20. Er waren ook enkele Grieken in de menigte, gekomen om op het feest te aanbidden.
21. Ze gingen naar Filippus, die uit Betsaïda in Galilea afkomstig was, en vroegen hem: "Heer, wij zouden Jezus graag willen ontmoeten."
22. Filippus ging het Andreas zeggen en samen vertelden ze het aan Jezus.
23. Maar Jezus antwoordde: "Het moment is gekomen dat de Mensenzoon verheerlijkt zal worden.
24. Luister goed, Ik verzeker jullie: als de graankorrel niet in de aarde valt en sterft, blijft hij één enkele graankorrel. Maar als de korrel sterft, brengt hij veel vrucht voort.
25. Wie zijn leven liefheeft, zal het verliezen. Maar wie niet geeft om zijn leven in deze wereld, zal zijn leven behouden en het eeuwige leven hebben.
Jezus kondigt zijn dood aan26. Wie Mij dient, moet Mij volgen. En waar Ik ben, daar zal ook mijn dienaar zijn. Wie Mij dient, zal eer ontvangen van de Vader."

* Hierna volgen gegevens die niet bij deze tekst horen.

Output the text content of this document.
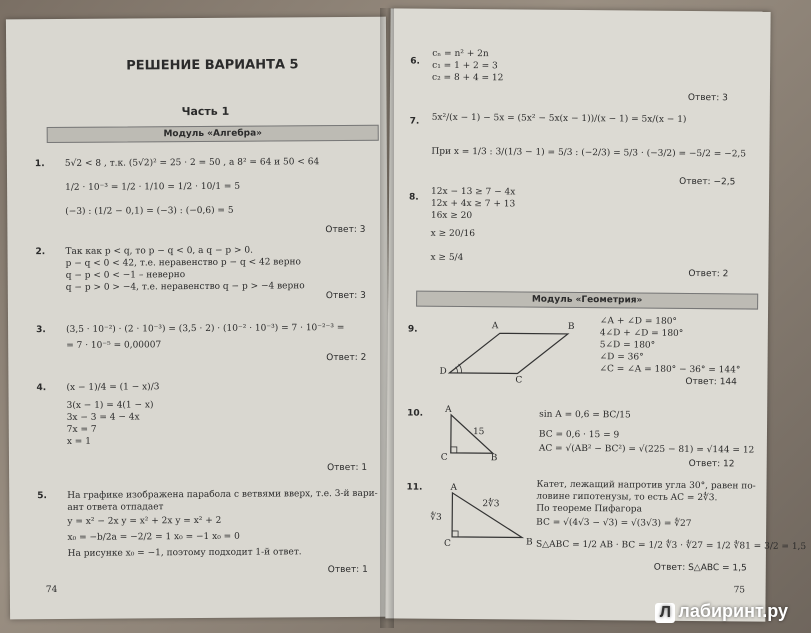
РЕШЕНИЕ ВАРИАНТА 5
Часть 1
Модуль «Алгебра»
1. 5√2 < 8 , т.к. (5√2)² = 25 · 2 = 50 , а 8² = 64 и 50 < 64
1/2 · 10⁻³ = 1/2 · 1/10 = 1/2 · 10/1 = 5
(−3) : (1/2 − 0,1) = (−3) : (−0,6) = 5
Ответ: 3
2. Так как p < q, то p − q < 0, а q − p > 0.
p − q < 0 < 42, т.е. неравенство p − q < 42 верно
q − p < 0 < −1 – неверно
q − p > 0 > −4, т.е. неравенство q − p > −4 верно
Ответ: 3
3. (3,5 · 10⁻²) · (2 · 10⁻³) = (3,5 · 2) · (10⁻² · 10⁻³) = 7 · 10⁻²⁻³ =
= 7 · 10⁻⁵ = 0,00007
Ответ: 2
4. (x − 1)/4 = (1 − x)/3
3(x − 1) = 4(1 − x)
3x − 3 = 4 − 4x
7x = 7
x = 1
Ответ: 1
5. На графике изображена парабола с ветвями вверх, т.е. 3-й вари-
ант ответа отпадает
y = x² − 2x y = x² + 2x y = x² + 2
x₀ = −b/2a = −2/2 = 1 x₀ = −1 x₀ = 0
На рисунке x₀ = −1, поэтому подходит 1-й ответ.
Ответ: 1
74
6.
cₙ = n² + 2n
c₁ = 1 + 2 = 3
c₂ = 8 + 4 = 12
Ответ: 3
7. 5x²/(x − 1) − 5x = (5x² − 5x(x − 1))/(x − 1) = 5x/(x − 1)
При x = 1/3 : 3/(1/3 − 1) = 5/3 : (−2/3) = 5/3 · (−3/2) = −5/2 = −2,5
Ответ: −2,5
8.
12x − 13 ≥ 7 − 4x
12x + 4x ≥ 7 + 13
16x ≥ 20
x ≥ 20/16
x ≥ 5/4
Ответ: 2
Модуль «Геометрия»
9.	A	B
C
D
∠A + ∠D = 180°
4∠D + ∠D = 180°
5∠D = 180°
∠D = 36°
∠C = ∠A = 180° − 36° = 144°
Ответ: 144
10. A
B
C
15
sin A = 0,6 = BC/15
BC = 0,6 · 15 = 9
AC = √(AB² − BC²) = √(225 − 81) = √144 = 12
Ответ: 12
11.	A
B
C
∜3
2∜3
Катет, лежащий напротив угла 30°, равен по-
ловине гипотенузы, то есть AC = 2∜3.
По теореме Пифагора
BC = √(4√3 − √3) = √(3√3) = ∜27
S△ABC = 1/2 AB · BC = 1/2 ∜3 · ∜27 = 1/2 ∜81 = 3/2 = 1,5
Ответ: S△ABC = 1,5
75
Л лабиринт.ру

27. "Ik heb een hevige innerlijke strijd. Wat moet ik zeggen? 'Vader, red Mij van dit moment'? Maar juist voor dit moment ben Ik gekomen! Vader, toon de grootheid van uw naam!"
28. Toen klonk er een stem uit de hemel: "Ik heb de grootheid van mijn naam getoond, en Ik zal die nogmaals tonen."
29. De menigte die daar stond en dit hoorde, zei dat er een donderslag geweest was. Anderen zeiden: "Er heeft een engel tegen Hem gesproken."
30. Jezus antwoordde: "Die stem was er niet voor Mij, maar voor jullie.
31. Nu wordt het oordeel geveld over deze wereld, nu zal de heerser van deze wereld verdreven worden.
32. En wanneer Ik van de aarde opgeheven zal zijn, zal Ik allen naar Mij toe trekken."
33. Hij zei dit om aan te geven op welke manier Hij zou sterven.
34. De menigte antwoordde: "We weten uit de Wet dat de Christus voor eeuwig blijft. Waarom zegt U dan dat de Mensenzoon opgeheven moet worden? Wie is die Mensenzoon?"
35. Jezus antwoordde: "Nog maar korte tijd zal het Licht bij jullie zijn. Loop zolang jullie het Licht hebben, zodat jullie niet door de duisternis overweldigd worden. Wie in het donker loopt, weet niet waar hij heen gaat.
Jesaja's profetie over Jezus36. Geloof in het Licht zolang het bij jullie is, opdat jullie tot het Licht zullen gaan behoren." Nadat Jezus dit had gezegd, ging Hij weg en trok Zich terug.
37. En hoewel Hij voor hun ogen zo veel wondertekenen gedaan had, geloofden ze niet in Hem,
38. opdat het woord van de profeet Jesaja in vervulling zou gaan: 'Heer, wie heeft onze boodschap geloofd? En aan wie is de arm van de Heer geopenbaard?'
39. Ze konden niet geloven, omdat Jesaja ook heeft gezegd:
40. 'Hij heeft hun ogen met blindheid geslagen en hun hart hard gemaakt, opdat zij met hun ogen niet zien en met hun hart niet begrijpen; zo zullen ze zich niet bekeren en zal Ik hen niet genezen.'
41. Dit had Jesaja gezegd omdat hij Jezus' grootheid zag en over Hem sprak.
42. Toch geloofden zelfs veel van de leiders in Hem, maar vanwege de Farizeeërs durfden ze daar niet openlijk voor uit te komen, om niet uit de synagoge te worden verbannen.
Jezus oproep in Hem te geloven43. Want ze gaven meer om de eer van mensen dan om de eer die van God komt.
44. Jezus riep luid: "Wie in Mij gelooft, gelooft niet in Mij, maar in Hem die Mij gezonden heeft!
45. En wie Mij ziet, ziet Hem die Mij gezonden heeft!
46. Ik ben als een licht in de wereld gekomen, opdat ieder die in Mij gelooft niet in de duisternis zal blijven.
47. Als iemand mijn woorden hoort maar ze niet gelooft, oordeel Ik niet over hem. Ik ben immers niet gekomen om over de wereld te oordelen, maar om de wereld te redden.
48. Maar wie Mij afwijst en mijn woorden niet aanneemt, heeft wel degelijk een rechter: het woord dat Ik heb gesproken zal over hem oordelen op de laatste dag.
49. Want Ik heb niet namens Mijzelf gesproken, maar de Vader die Mij heeft gezonden, heeft mij geboden wat Ik moet zeggen en spreken.
50. En Ik weet dat wat Hij gebiedt het eeuwige leven geeft. Wat Ik zeg, zeg Ik precies zoals de Vader het Mij gezegd heeft."